その残尿感、前立腺炎の可能性も? スッキリしない残尿感の正体とは

排尿後もスッキリしない残尿感。頻尿は生活習慣を変えれば改善されることもあるが、膀胱がスッキリしない残尿感には病が隠れているケースがほとんどだという。そこで、専門医に残尿感と病の関係について聞いた。

■今回のアドバイザー
北上中央病院 泌尿器科 副院長
菅谷公男さん

筑波大学医学専門学群卒業。筑波大学、秋田大学、旭川医科大学、ピッツバーグ大学と琉球大学で泌尿器科全般と排尿の基礎研究を行い、排尿障害治療と泌尿器超音波診断(エコー検査)が専門。現在勤めている、北上中央病院泌尿器科では泌尿器疾患全般の診療を行っている。

自分では対処が難しい“残尿感”に隠された病とは

そもそも、残尿感はどのような状態なのだろうか? 頻尿との違いについても聞いた。

菅谷さん「頻尿は、排尿回数が多くて困る状態。そのため、排尿を我慢すれば排尿回数を減らすことが可能です。しかし、残尿感は『排尿後も膀胱が完全に空になっていない感じがする』という、膀胱感覚の症状なので自分で対処することができません」

それでは、残尿感がある病気には、どのようなものがあるのだろうか?

菅谷さん「残尿感がある疾患には、膀胱炎や前立腺炎、膀胱結石、尿管下端の膀胱壁近くに尿管結石ができたり、膀胱内に異物が入っていたりします。これらの疾患は、実際に残尿がなくても“残尿感”があります。一方、前立腺肥大症や尿道狭窄、脳・脊髄などの膀胱を支配する神経に損傷を受けて排尿障害になってしまう “神経因性膀胱”の症状の場合は、実際に残尿量の多さも特徴となります」

なかには頻尿の症状を伴う疾患もあるという。頻尿と残尿は切っても切れない関係なのだ。

40代男性は要注意!“慢性前立腺炎”

残尿感がある病のなかでも、特に40代男性に多いものがあるという。

菅谷さん「40代男性で残尿感が見られる疾患として代表的なのが、慢性前立腺炎です。慢性前立腺炎は、頻尿と残尿感がおもな症状ですが、頻尿のみや残尿感のみ、という場合もあります。また、前立腺炎には尿の出の悪さや、尿の切れの悪さ、残尿感などの排尿障害があるため、排尿が終わってもすぐには便器から離れられない状態になります」

慢性前立腺炎の具体的な治療法とは、どのようなものなのだろうか。

菅谷さん「頻尿や残尿感の原因が膀胱炎や慢性前立腺炎の場合であれば、抗生物質を中心とした治療がおこなわれます。症状によっては、消炎剤や頻尿・尿失禁治療薬を追加することもあります。
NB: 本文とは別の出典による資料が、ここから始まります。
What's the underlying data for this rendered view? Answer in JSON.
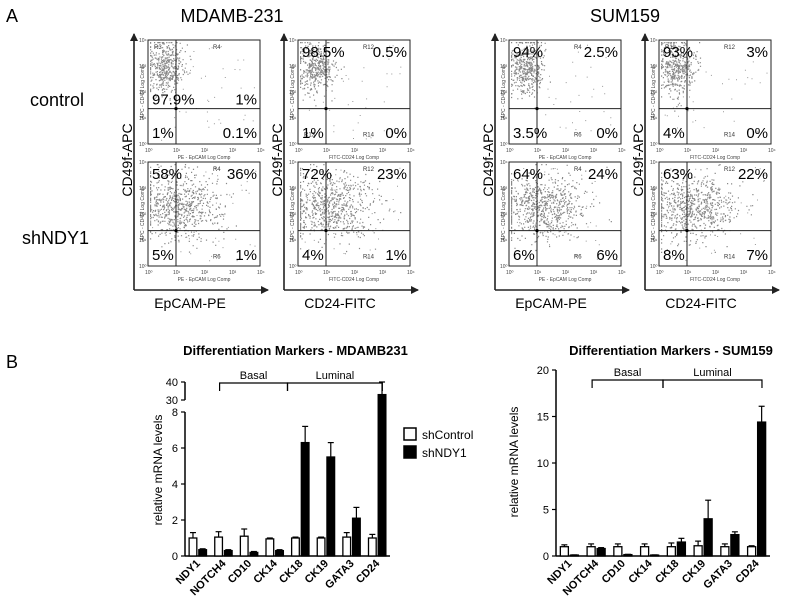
{
  "panel_labels": {
    "a": "A",
    "b": "B"
  },
  "flow": {
    "cell_lines": [
      "MDAMB-231",
      "SUM159"
    ],
    "row_labels": [
      "control",
      "shNDY1"
    ],
    "y_axis_label": "CD49f-APC",
    "x_axis_labels": [
      "EpCAM-PE",
      "CD24-FITC"
    ],
    "small_y_label": "APC - CD49f Log Comp",
    "small_x_labels": [
      "PE - EpCAM Log Comp",
      "FITC-CD24 Log Comp"
    ],
    "decades": [
      "10⁰",
      "10¹",
      "10²",
      "10³",
      "10⁴"
    ],
    "plots": [
      {
        "row": 0,
        "col": 0,
        "gates": [
          "R3",
          "R4",
          "",
          ""
        ],
        "quadrants": [
          "97.9%",
          "1%",
          "1%",
          "0.1%"
        ]
      },
      {
        "row": 0,
        "col": 1,
        "gates": [
          "",
          "R12",
          "R13",
          "R14"
        ],
        "quadrants": [
          "98.5%",
          "0.5%",
          "1%",
          "0%"
        ]
      },
      {
        "row": 0,
        "col": 2,
        "gates": [
          "",
          "R4",
          "",
          "R6"
        ],
        "quadrants": [
          "94%",
          "2.5%",
          "3.5%",
          "0%"
        ]
      },
      {
        "row": 0,
        "col": 3,
        "gates": [
          "R11",
          "R12",
          "",
          "R14"
        ],
        "quadrants": [
          "93%",
          "3%",
          "4%",
          "0%"
        ]
      },
      {
        "row": 1,
        "col": 0,
        "gates": [
          "",
          "R4",
          "",
          "R6"
        ],
        "quadrants": [
          "58%",
          "36%",
          "5%",
          "1%"
        ]
      },
      {
        "row": 1,
        "col": 1,
        "gates": [
          "",
          "R12",
          "",
          "R14"
        ],
        "quadrants": [
          "72%",
          "23%",
          "4%",
          "1%"
        ]
      },
      {
        "row": 1,
        "col": 2,
        "gates": [
          "",
          "R4",
          "",
          "R6"
        ],
        "quadrants": [
          "64%",
          "24%",
          "6%",
          "6%"
        ]
      },
      {
        "row": 1,
        "col": 3,
        "gates": [
          "",
          "R12",
          "",
          "R14"
        ],
        "quadrants": [
          "63%",
          "22%",
          "8%",
          "7%"
        ]
      }
    ]
  },
  "legend": {
    "items": [
      "shControl",
      "shNDY1"
    ]
  },
  "chart_data": [
    {
      "type": "bar",
      "title": "Differentiation Markers - MDAMB231",
      "ylabel": "relative mRNA levels",
      "categories": [
        "NDY1",
        "NOTCH4",
        "CD10",
        "CK14",
        "CK18",
        "CK19",
        "GATA3",
        "CD24"
      ],
      "groups": [
        {
          "label": "Basal",
          "from": 1,
          "to": 3
        },
        {
          "label": "Luminal",
          "from": 4,
          "to": 7
        }
      ],
      "series": [
        {
          "name": "shControl",
          "values": [
            1.0,
            1.05,
            1.1,
            0.95,
            1.0,
            1.0,
            1.05,
            1.0
          ],
          "errors": [
            0.3,
            0.3,
            0.4,
            0.05,
            0.05,
            0.05,
            0.25,
            0.2
          ]
        },
        {
          "name": "shNDY1",
          "values": [
            0.35,
            0.3,
            0.2,
            0.3,
            6.3,
            5.5,
            2.1,
            33
          ],
          "errors": [
            0.05,
            0.05,
            0.05,
            0.05,
            0.9,
            0.8,
            0.6,
            7
          ]
        }
      ],
      "ylim": [
        0,
        40
      ],
      "broken_axis": {
        "lower": [
          0,
          8
        ],
        "upper": [
          30,
          40
        ]
      },
      "yticks_lower": [
        0,
        2,
        4,
        6,
        8
      ],
      "yticks_upper": [
        30,
        40
      ]
    },
    {
      "type": "bar",
      "title": "Differentiation Markers - SUM159",
      "ylabel": "relative mRNA levels",
      "categories": [
        "NDY1",
        "NOTCH4",
        "CD10",
        "CK14",
        "CK18",
        "CK19",
        "GATA3",
        "CD24"
      ],
      "groups": [
        {
          "label": "Basal",
          "from": 1,
          "to": 3
        },
        {
          "label": "Luminal",
          "from": 4,
          "to": 7
        }
      ],
      "series": [
        {
          "name": "shControl",
          "values": [
            1.0,
            1.0,
            1.0,
            1.0,
            1.0,
            1.1,
            1.0,
            1.0
          ],
          "errors": [
            0.2,
            0.3,
            0.3,
            0.3,
            0.4,
            0.5,
            0.3,
            0.1
          ]
        },
        {
          "name": "shNDY1",
          "values": [
            0.1,
            0.8,
            0.15,
            0.1,
            1.5,
            4.0,
            2.3,
            14.4
          ],
          "errors": [
            0.02,
            0.1,
            0.03,
            0.02,
            0.4,
            2.0,
            0.3,
            1.7
          ]
        }
      ],
      "ylim": [
        0,
        20
      ],
      "yticks": [
        0,
        5,
        10,
        15,
        20
      ]
    }
  ]
}
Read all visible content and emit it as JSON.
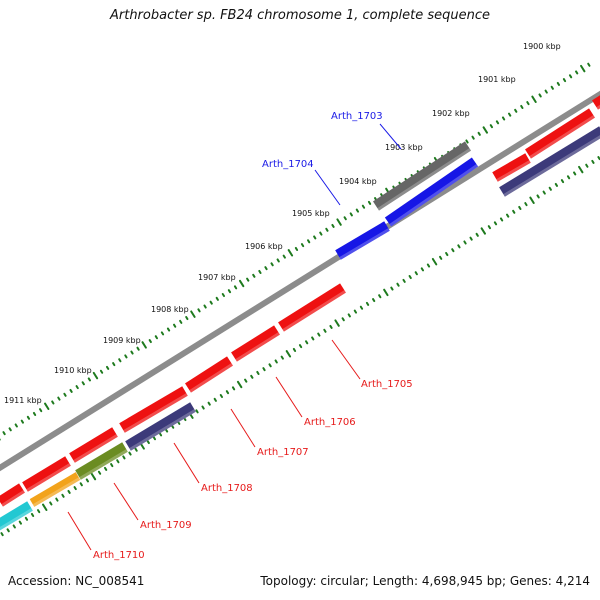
{
  "title": "Arthrobacter sp. FB24 chromosome 1, complete sequence",
  "footer": {
    "accession": "Accession: NC_008541",
    "topology": "Topology: circular; Length: 4,698,945 bp; Genes: 4,214"
  },
  "colors": {
    "backbone": "#8c8c8c",
    "ruler": "#1e7a1e",
    "cds_red": "#ee1111",
    "cds_blue": "#1616e6",
    "cds_gray": "#666666",
    "cds_navy": "#3c3a7a",
    "cds_olive": "#6b8c22",
    "cds_orange": "#f2a31b",
    "cds_cyan": "#22c8d2",
    "label_red": "#e61a1a",
    "label_blue": "#1a1ae6"
  },
  "ruler": {
    "ticks": [
      "1900 kbp",
      "1901 kbp",
      "1902 kbp",
      "1903 kbp",
      "1904 kbp",
      "1905 kbp",
      "1906 kbp",
      "1907 kbp",
      "1908 kbp",
      "1909 kbp",
      "1910 kbp",
      "1911 kbp"
    ]
  },
  "gene_labels": [
    {
      "id": "Arth_1703",
      "color": "blue"
    },
    {
      "id": "Arth_1704",
      "color": "blue"
    },
    {
      "id": "Arth_1705",
      "color": "red"
    },
    {
      "id": "Arth_1706",
      "color": "red"
    },
    {
      "id": "Arth_1707",
      "color": "red"
    },
    {
      "id": "Arth_1708",
      "color": "red"
    },
    {
      "id": "Arth_1709",
      "color": "red"
    },
    {
      "id": "Arth_1710",
      "color": "red"
    }
  ]
}
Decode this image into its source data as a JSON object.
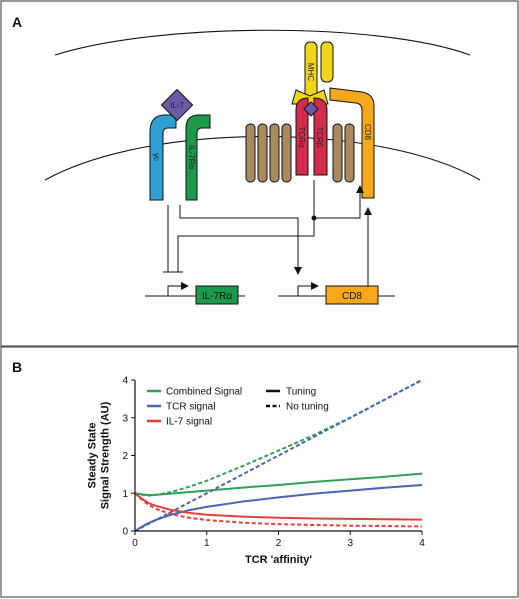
{
  "panel_a": {
    "label": "A",
    "molecules": {
      "il7": "IL-7",
      "gamma_c": "γc",
      "il7ra": "IL-7Rα",
      "mhc": "MHC",
      "tcr_alpha": "TCRα",
      "tcr_beta": "TCRβ",
      "cd8": "CD8"
    },
    "genes": {
      "il7ra_gene": "IL-7Rα",
      "cd8_gene": "CD8"
    },
    "colors": {
      "il7": "#6b5aa8",
      "gamma_c": "#2f9fd8",
      "il7ra": "#1a9a4a",
      "mhc": "#f2d518",
      "tcr": "#d42c4c",
      "cd8": "#f6a81a",
      "cd3": "#a88a5e"
    }
  },
  "panel_b": {
    "label": "B",
    "chart_data": {
      "type": "line",
      "xlabel": "TCR 'affinity'",
      "ylabel": "Steady State\nSignal Strength (AU)",
      "xlim": [
        0,
        4
      ],
      "ylim": [
        0,
        4
      ],
      "xticks": [
        "0",
        "1",
        "2",
        "3",
        "4"
      ],
      "yticks": [
        "0",
        "1",
        "2",
        "3",
        "4"
      ],
      "legend": [
        {
          "label": "Combined Signal",
          "color": "#2fa05a",
          "style": "solid"
        },
        {
          "label": "TCR signal",
          "color": "#4a66b0",
          "style": "solid"
        },
        {
          "label": "IL-7 signal",
          "color": "#e0413a",
          "style": "solid"
        },
        {
          "label": "Tuning",
          "color": "#111111",
          "style": "solid"
        },
        {
          "label": "No tuning",
          "color": "#111111",
          "style": "dashed"
        }
      ],
      "legend_placement": "top-left",
      "x": [
        0,
        0.1,
        0.2,
        0.3,
        0.5,
        0.75,
        1,
        1.5,
        2,
        2.5,
        3,
        3.5,
        4
      ],
      "series": [
        {
          "name": "Combined Signal",
          "mode": "Tuning",
          "color": "#2fa05a",
          "dashed": false,
          "values": [
            1.0,
            0.97,
            0.95,
            0.96,
            0.99,
            1.03,
            1.07,
            1.15,
            1.22,
            1.3,
            1.37,
            1.44,
            1.52
          ]
        },
        {
          "name": "TCR signal",
          "mode": "Tuning",
          "color": "#4a66b0",
          "dashed": false,
          "values": [
            0.0,
            0.12,
            0.22,
            0.3,
            0.43,
            0.55,
            0.64,
            0.78,
            0.89,
            0.99,
            1.07,
            1.15,
            1.22
          ]
        },
        {
          "name": "IL-7 signal",
          "mode": "Tuning",
          "color": "#e0413a",
          "dashed": false,
          "values": [
            1.0,
            0.85,
            0.73,
            0.66,
            0.56,
            0.48,
            0.43,
            0.38,
            0.35,
            0.33,
            0.32,
            0.31,
            0.3
          ]
        },
        {
          "name": "Combined Signal",
          "mode": "No tuning",
          "color": "#2fa05a",
          "dashed": true,
          "values": [
            1.0,
            0.96,
            0.94,
            0.96,
            1.03,
            1.17,
            1.33,
            1.72,
            2.13,
            2.55,
            3.0,
            3.5,
            4.0
          ]
        },
        {
          "name": "TCR signal",
          "mode": "No tuning",
          "color": "#4a66b0",
          "dashed": true,
          "values": [
            0.0,
            0.1,
            0.2,
            0.3,
            0.5,
            0.75,
            1.0,
            1.5,
            2.0,
            2.5,
            3.0,
            3.5,
            4.0
          ]
        },
        {
          "name": "IL-7 signal",
          "mode": "No tuning",
          "color": "#e0413a",
          "dashed": true,
          "values": [
            1.0,
            0.82,
            0.68,
            0.58,
            0.45,
            0.35,
            0.29,
            0.22,
            0.18,
            0.16,
            0.14,
            0.13,
            0.12
          ]
        }
      ]
    }
  }
}
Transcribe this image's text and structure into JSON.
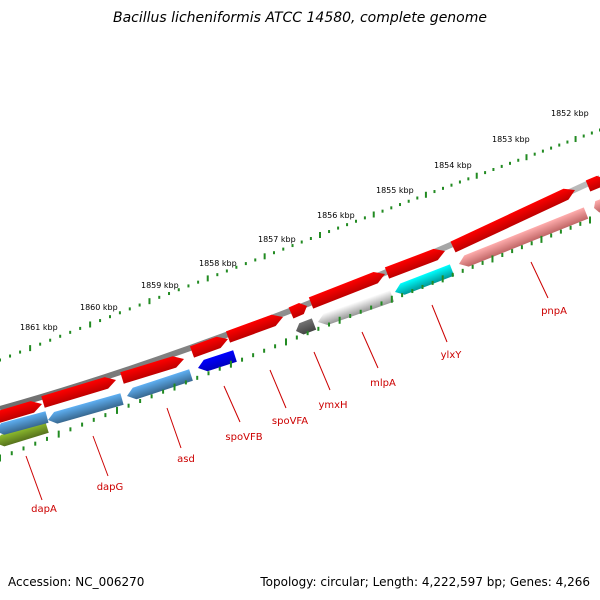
{
  "title": "Bacillus licheniformis ATCC 14580, complete genome",
  "footer": {
    "accession": "Accession: NC_006270",
    "topology": "Topology: circular; Length: 4,222,597 bp; Genes: 4,266"
  },
  "kbp_ticks": [
    "1852 kbp",
    "1853 kbp",
    "1854 kbp",
    "1855 kbp",
    "1856 kbp",
    "1857 kbp",
    "1858 kbp",
    "1859 kbp",
    "1860 kbp",
    "1861 kbp"
  ],
  "genes": [
    {
      "name": "dapA",
      "strand": "minus",
      "color": "#6b8e23"
    },
    {
      "name": "dapG",
      "strand": "minus",
      "color": "#4682b4"
    },
    {
      "name": "asd",
      "strand": "minus",
      "color": "#4682b4"
    },
    {
      "name": "spoVFB",
      "strand": "minus",
      "color": "#0000ee"
    },
    {
      "name": "spoVFA",
      "strand": "plus",
      "color": "#ee0000"
    },
    {
      "name": "ymxH",
      "strand": "minus",
      "color": "#555555"
    },
    {
      "name": "mlpA",
      "strand": "minus",
      "color": "#bbbbbb"
    },
    {
      "name": "ylxY",
      "strand": "minus",
      "color": "#00bfbf"
    },
    {
      "name": "pnpA",
      "strand": "minus",
      "color": "#f08080"
    }
  ],
  "colors": {
    "backbone": "#808080",
    "plus_strand": "#ee0000",
    "tick": "#228b22",
    "label": "#cc0000"
  }
}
頻尿のみならず、残尿感があるようならば、何らかの泌尿器疾患の可能性が考えられるので、泌尿器科を受診したほうがよいでしょう。軽い慢性前立腺炎であれば、自然に改善することもありますが、何度も繰り返し罹っていると難治性の慢性前立腺炎になってしまうので、注意が必要でしょう」

最後にアドバイザーからひと言

「現在、残尿感があるという男性は慢性前立腺炎の可能性が高いです。泌尿器科を受診しましょう」

Text by Miki Ohnuki(Seidansha)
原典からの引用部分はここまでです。